At any rate, the pain from my wounds was absolutely unremarkable; the pain to my soul more substantial, but not eternal...
...many years later, I was in a bad relationship with a woman. She tried to shut the door on me and lock me out of the apartment. In a fit of rage I struck at the door with my left hand to try to keep the door from closing, and, because I was enraged, mistakenly struck the glass instead of the wood...
...blood was everywhere. When I extracted my hand and saw the two bloody chasms the jagged edges of the broken pane had carved into my wrist, I glanced up at my girlfriend: her face was frozen in horror. My first thought was, “FINALLY! This is over (meaning our relationship: it had taken such a catastrophe to end it for good)”...
...but then, immediately afterwards, all that concerned me was the preservation of my life, for I thought I was bleeding to death (though no blood was spurting out like a geyser, the tale tale sign of a ruptured artery). I cried for her to call 911, which she did, and then cried for her to find a rope or belt to tourniquet my arm, which she did...
I passed out from fear before the ambulance ever got there; I passed out from pain later on lying on the ER bed when a couple of doctors-in-training started messing in (examining) the wounds.
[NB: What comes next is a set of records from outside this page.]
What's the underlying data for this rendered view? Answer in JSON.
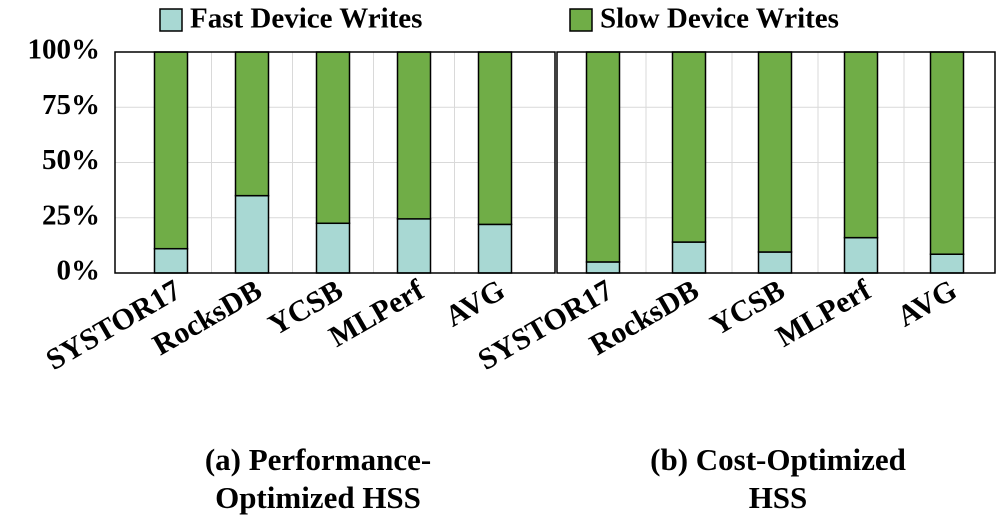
{
  "chart_data": [
    {
      "type": "stacked_bar",
      "title": [
        "(a) Performance-",
        "Optimized HSS"
      ],
      "categories": [
        "SYSTOR17",
        "RocksDB",
        "YCSB",
        "MLPerf",
        "AVG"
      ],
      "series": [
        {
          "name": "Fast Device Writes",
          "color": "#a8d8d3",
          "values": [
            11,
            35,
            22.5,
            24.5,
            22
          ]
        },
        {
          "name": "Slow Device Writes",
          "color": "#70ad47",
          "values": [
            89,
            65,
            77.5,
            75.5,
            78
          ]
        }
      ],
      "ylim": [
        0,
        100
      ],
      "yticks": [
        {
          "value": 0,
          "label": "0%"
        },
        {
          "value": 25,
          "label": "25%"
        },
        {
          "value": 50,
          "label": "50%"
        },
        {
          "value": 75,
          "label": "75%"
        },
        {
          "value": 100,
          "label": "100%"
        }
      ],
      "grid": true
    },
    {
      "type": "stacked_bar",
      "title": [
        "(b) Cost-Optimized",
        "HSS"
      ],
      "categories": [
        "SYSTOR17",
        "RocksDB",
        "YCSB",
        "MLPerf",
        "AVG"
      ],
      "series": [
        {
          "name": "Fast Device Writes",
          "color": "#a8d8d3",
          "values": [
            5,
            14,
            9.5,
            16,
            8.5
          ]
        },
        {
          "name": "Slow Device Writes",
          "color": "#70ad47",
          "values": [
            95,
            86,
            90.5,
            84,
            91.5
          ]
        }
      ],
      "ylim": [
        0,
        100
      ],
      "yticks": [
        {
          "value": 0,
          "label": "0%"
        },
        {
          "value": 25,
          "label": "25%"
        },
        {
          "value": 50,
          "label": "50%"
        },
        {
          "value": 75,
          "label": "75%"
        },
        {
          "value": 100,
          "label": "100%"
        }
      ],
      "grid": true
    }
  ]
}
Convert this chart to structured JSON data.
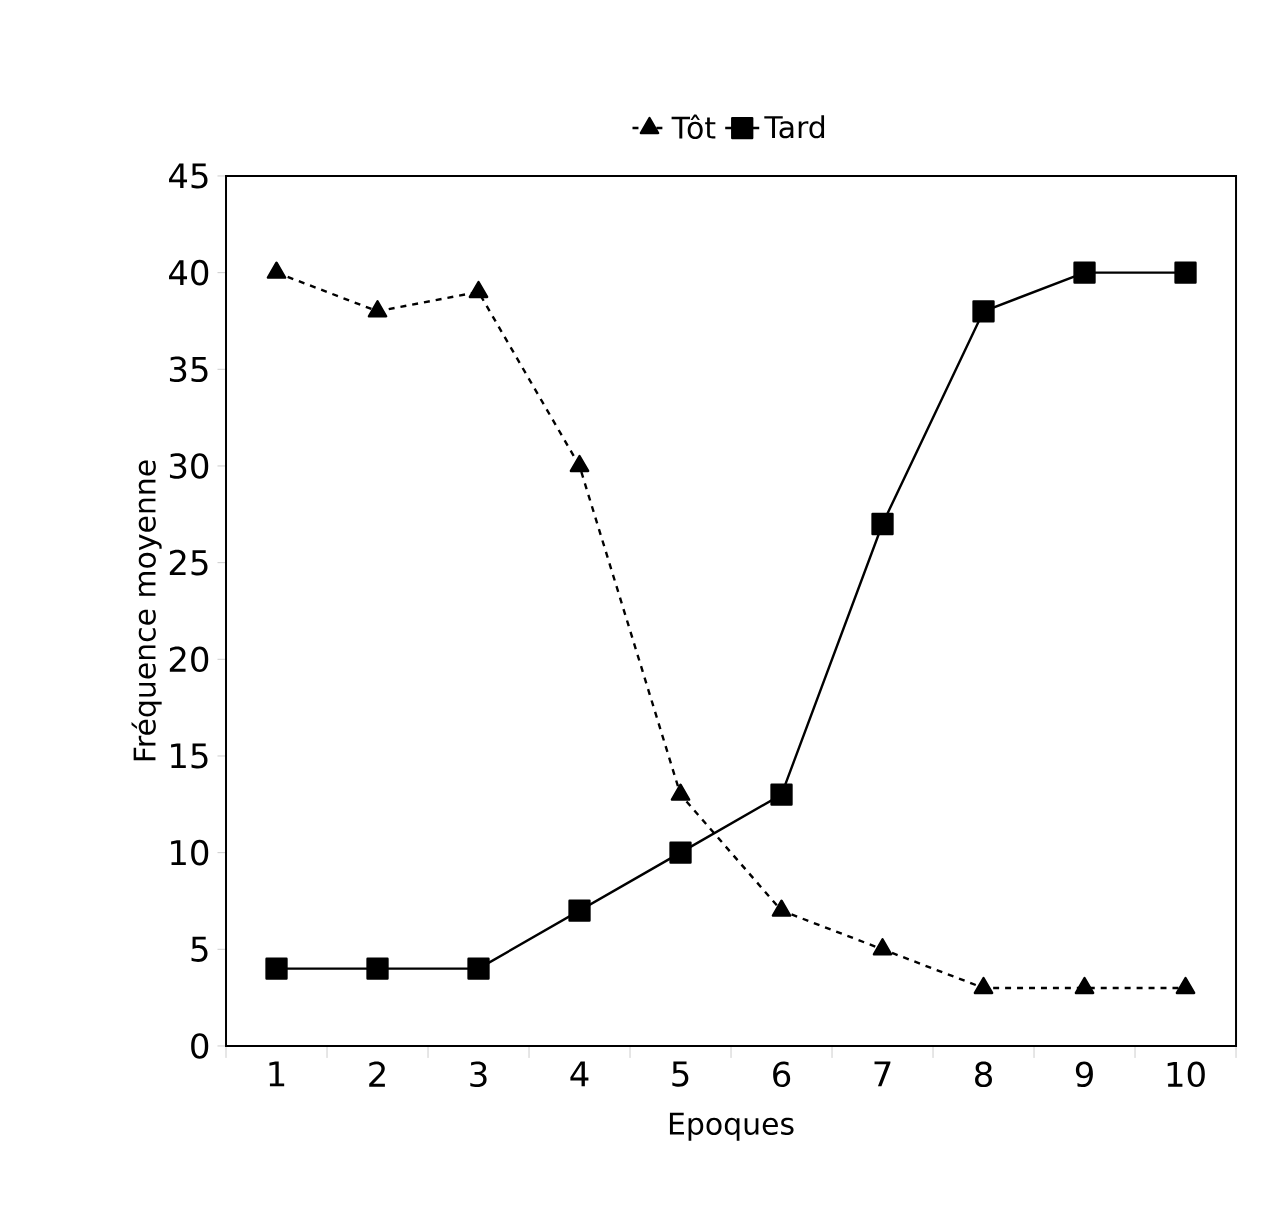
{
  "chart_data": {
    "type": "line",
    "xlabel": "Epoques",
    "ylabel": "Fréquence moyenne",
    "categories": [
      "1",
      "2",
      "3",
      "4",
      "5",
      "6",
      "7",
      "8",
      "9",
      "10"
    ],
    "series": [
      {
        "name": "Tôt",
        "color": "#000000",
        "marker": "triangle",
        "line_style": "dashed",
        "values": [
          40,
          38,
          39,
          30,
          13,
          7,
          5,
          3,
          3,
          3
        ]
      },
      {
        "name": "Tard",
        "color": "#000000",
        "marker": "square",
        "line_style": "solid",
        "values": [
          4,
          4,
          4,
          7,
          10,
          13,
          27,
          38,
          40,
          40
        ]
      }
    ],
    "ylim": [
      0,
      45
    ],
    "yticks": [
      0,
      5,
      10,
      15,
      20,
      25,
      30,
      35,
      40,
      45
    ],
    "grid": false,
    "legend": "top"
  }
}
But before I lost consciousness I remember crying out, “I don’t want to die!”...when I awoke, I saw the faces of two or three nurses smiling at me, the ones who had rushed in to elevate me and raise my blood-pressure, and I felt silly and ashamed that I thought I was going to die!
One tendon was severed, and stitched back together, and though I have occasionally felt unusual pain and weakness in my left hand, nevertheless I can say that it has not prevented me from performing any of the tasks of daily life that I need it for; especially piano and guitar. And two tattoos, the natural kind as opposed to the unnatural, the sort added for some sort of ostentation or self-advertisement, streak down my left arm to remind me of the heedlessness of anger.
Nor do I hold in my mind the trauma of that pain and relive it. I have experienced similar pain since then: a third scar was added a few years ago when, weed-eating a grassy embankment, I slipped and fell and empaled my left wrist on a sharp woody stalk. This time I was less fearful. All I could see was the butt end of the wood protruding from my wrist, so, thinking it a small thing, I took a pair of pliers and tried to extricate it myself...but it broke off, and I realized I must go to the ER...
...once there, I watched the doctor, after he stuck me with several anesthetizing needles, pull out tiny pieces of wood. He kept digging deeper. At one point he grabbed something that wouldn’t come out, and I , who was watching this the whole time, exclaimed, “Are you sure you have hold of a piece of wood?”...for I was afraid he was gonna yank a tendon or ligament outta me. At this point he removed the forceps and exclaimed, “I think I got it all”, stitched up my wound and sent me home...
...but he hadn’t got it all, for, within a couple days red streaks were running up my left arm and I had to go back to the ER. They saw something in the ultra-scan, scheduled a surgery, and this different doctor put me under and cut out a piece of woody stalk that was imbedded in my wrist that was more than an inch long!...
Now I have three tattoos running down my left wrist: two due to anger, one, to folly: for, had I worn proper shoes that day I weed-ate the bank, I never would have slipped and fell and impaled my wrist on a sharp woody stalk.
As for the moral to my stories, I haven’t the time now, at this late hour, to dwell therein. Read them and tell me your impression. One thing I’m sure of: the fear of pain and death is far greater than its actualization.